The assertEquals is there to catch if there are duplicate elements, in which case the size will be less than 3.
2. The braces are there to ensure that the variables are not mixed up. It is not only about formatting. Like it was previously, when one asserted on an unrelated variable by mistake in this very test. In this way the compiler checks this case for you. I have kept it as is.
Attached the new patch.
Ok, the braces are fine.
I kicked off Jenkins, the find-patches job seems to be stuck
Testing JIRA OOZIE-2429
Cleaning local git workspace
----------------------------
+1 PATCH_APPLIES
+1 CLEAN
+1 RAW_PATCH_ANALYSIS
. +1 the patch does not introduce any @author tags
. +1 the patch does not introduce any tabs
. +1 the patch does not introduce any trailing spaces
. +1 the patch does not introduce any line longer than 132
. +1 the patch does adds/modifies 1 testcase(s)
+1 RAT
. +1 the patch does not seem to introduce new RAT warnings
+1 JAVADOC
. +1 the patch does not seem to introduce new Javadoc warnings
-1 COMPILE
. +1 HEAD compiles
. -1 patch does not compile
. +1 the patch does not seem to introduce new javac warnings
+1 BACKWARDS_COMPATIBILITY
. +1 the patch does not change any JPA Entity/Colum/Basic/Lob/Transient annotations
. +1 the patch does not modify JPA files
-1 TESTS - patch does not compile, cannot run testcases
-1 DISTRO
. -1 distro tarball fails with the patch
----------------------------
-1 Overall result, please check the reported -1(s)

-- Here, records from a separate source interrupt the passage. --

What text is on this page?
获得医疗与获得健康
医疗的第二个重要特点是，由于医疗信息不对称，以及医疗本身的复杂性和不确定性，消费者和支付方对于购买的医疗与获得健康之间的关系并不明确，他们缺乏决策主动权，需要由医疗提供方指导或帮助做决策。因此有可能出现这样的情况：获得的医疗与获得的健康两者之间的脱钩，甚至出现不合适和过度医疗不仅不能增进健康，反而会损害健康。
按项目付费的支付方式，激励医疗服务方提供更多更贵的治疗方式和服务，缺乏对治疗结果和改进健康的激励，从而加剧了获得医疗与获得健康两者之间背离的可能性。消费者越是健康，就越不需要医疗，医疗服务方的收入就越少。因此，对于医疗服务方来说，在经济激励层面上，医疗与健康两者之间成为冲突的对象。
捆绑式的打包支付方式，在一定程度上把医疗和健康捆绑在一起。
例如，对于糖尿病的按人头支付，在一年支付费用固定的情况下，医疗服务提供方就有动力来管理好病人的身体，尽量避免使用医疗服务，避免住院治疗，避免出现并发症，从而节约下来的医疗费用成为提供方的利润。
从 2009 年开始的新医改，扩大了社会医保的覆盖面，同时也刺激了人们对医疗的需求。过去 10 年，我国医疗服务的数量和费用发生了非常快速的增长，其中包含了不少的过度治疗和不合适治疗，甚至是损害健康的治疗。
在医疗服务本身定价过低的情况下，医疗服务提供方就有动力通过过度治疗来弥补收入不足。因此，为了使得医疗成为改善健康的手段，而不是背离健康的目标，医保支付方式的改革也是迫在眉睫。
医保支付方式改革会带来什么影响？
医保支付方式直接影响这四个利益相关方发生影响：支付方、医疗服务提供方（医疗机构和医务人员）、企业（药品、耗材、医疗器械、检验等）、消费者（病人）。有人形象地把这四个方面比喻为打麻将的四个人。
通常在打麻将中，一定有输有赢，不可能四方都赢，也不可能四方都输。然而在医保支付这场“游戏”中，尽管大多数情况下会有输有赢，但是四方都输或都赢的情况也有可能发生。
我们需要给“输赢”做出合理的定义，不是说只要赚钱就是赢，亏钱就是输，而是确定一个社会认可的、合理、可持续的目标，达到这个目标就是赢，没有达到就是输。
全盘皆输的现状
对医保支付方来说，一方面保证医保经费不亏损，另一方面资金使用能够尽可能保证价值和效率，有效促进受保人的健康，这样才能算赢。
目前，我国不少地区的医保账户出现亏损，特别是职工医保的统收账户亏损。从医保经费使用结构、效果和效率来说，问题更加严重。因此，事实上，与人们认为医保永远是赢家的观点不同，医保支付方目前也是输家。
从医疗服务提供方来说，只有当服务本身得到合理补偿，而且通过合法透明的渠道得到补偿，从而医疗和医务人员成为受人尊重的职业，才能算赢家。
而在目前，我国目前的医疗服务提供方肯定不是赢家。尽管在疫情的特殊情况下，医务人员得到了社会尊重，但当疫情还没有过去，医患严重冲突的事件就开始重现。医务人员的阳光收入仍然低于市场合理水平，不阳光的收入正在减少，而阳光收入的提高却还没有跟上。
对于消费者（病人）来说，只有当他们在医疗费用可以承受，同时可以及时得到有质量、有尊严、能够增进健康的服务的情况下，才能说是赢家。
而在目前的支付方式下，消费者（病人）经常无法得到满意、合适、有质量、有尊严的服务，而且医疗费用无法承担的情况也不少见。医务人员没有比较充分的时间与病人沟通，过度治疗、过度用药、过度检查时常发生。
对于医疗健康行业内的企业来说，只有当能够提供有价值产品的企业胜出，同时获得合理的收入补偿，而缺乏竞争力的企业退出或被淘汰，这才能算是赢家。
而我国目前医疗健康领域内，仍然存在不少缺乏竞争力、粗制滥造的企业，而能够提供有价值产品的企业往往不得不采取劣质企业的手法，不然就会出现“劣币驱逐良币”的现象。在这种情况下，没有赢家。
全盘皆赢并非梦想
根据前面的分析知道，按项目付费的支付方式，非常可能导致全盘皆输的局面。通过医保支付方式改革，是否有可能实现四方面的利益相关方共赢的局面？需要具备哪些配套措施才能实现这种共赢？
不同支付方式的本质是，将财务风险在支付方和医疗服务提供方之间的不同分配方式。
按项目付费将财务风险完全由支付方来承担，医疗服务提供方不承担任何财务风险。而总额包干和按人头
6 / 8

The full output of the test-patch run is available at
. https://builds.apache.org/job/oozie-trunk-precommit-build/2781/
We're still using Java 6, so you can't use the diamond operator:
new HashMap<>();
You have to do the old way:
new HashMap<AppType,JobEvent>()
I've modified your addendum patch with that change and kicked off Jenkins again. (addendum-3.patch)
Testing JIRA OOZIE-2429
Cleaning local git workspace
----------------------------
+1 PATCH_APPLIES
+1 CLEAN
+1 RAW_PATCH_ANALYSIS
. +1 the patch does not introduce any @author tags
. +1 the patch does not introduce any tabs
. +1 the patch does not introduce any trailing spaces
. +1 the patch does not introduce any line longer than 132
. +1 the patch does adds/modifies 1 testcase(s)
+1 RAT
. +1 the patch does not seem to introduce new RAT warnings
+1 JAVADOC
. +1 the patch does not seem to introduce new Javadoc warnings
+1 COMPILE
. +1 HEAD compiles
. +1 patch compiles
. +1 the patch does not seem to introduce new javac warnings
+1 BACKWARDS_COMPATIBILITY
. +1 the patch does not change any JPA Entity/Colum/Basic/Lob/Transient annotations
. +1 the patch does not modify JPA files
-1 TESTS
. Tests run: 1768
. Tests failed: 1
. Tests errors: 0
. The patch failed the following testcases:
. testCoord_throwException(org.apache.oozie.command.coord.TestCoordChangeXCommand)
+1 DISTRO
. +1 distro tarball builds with the patch
----------------------------
-1 Overall result, please check the reported -1(s)
The full output of the test-patch run is available at
. https://builds.apache.org/job/oozie-trunk-precommit-build/2782/
Looks like that not only the the test is wrong (where the EventHandlerService manipulates the event queue in the background), but there are really duplicate COORDINATOR_ACTION - FAILURE messages. We have to modify the event generation by checking if the coordinator action's state has really changed at the update stage.
The test passes in some cases, where the background processes are slow to add the last event. W have to make sure that all the related actions are complete by the time we check the results.
Also the testForNoDuplicates checks 3 things. These should be separated out to 3 tests (interestingly one of the tests inside waits for an other one to happen. This shows one of the problems with this practice).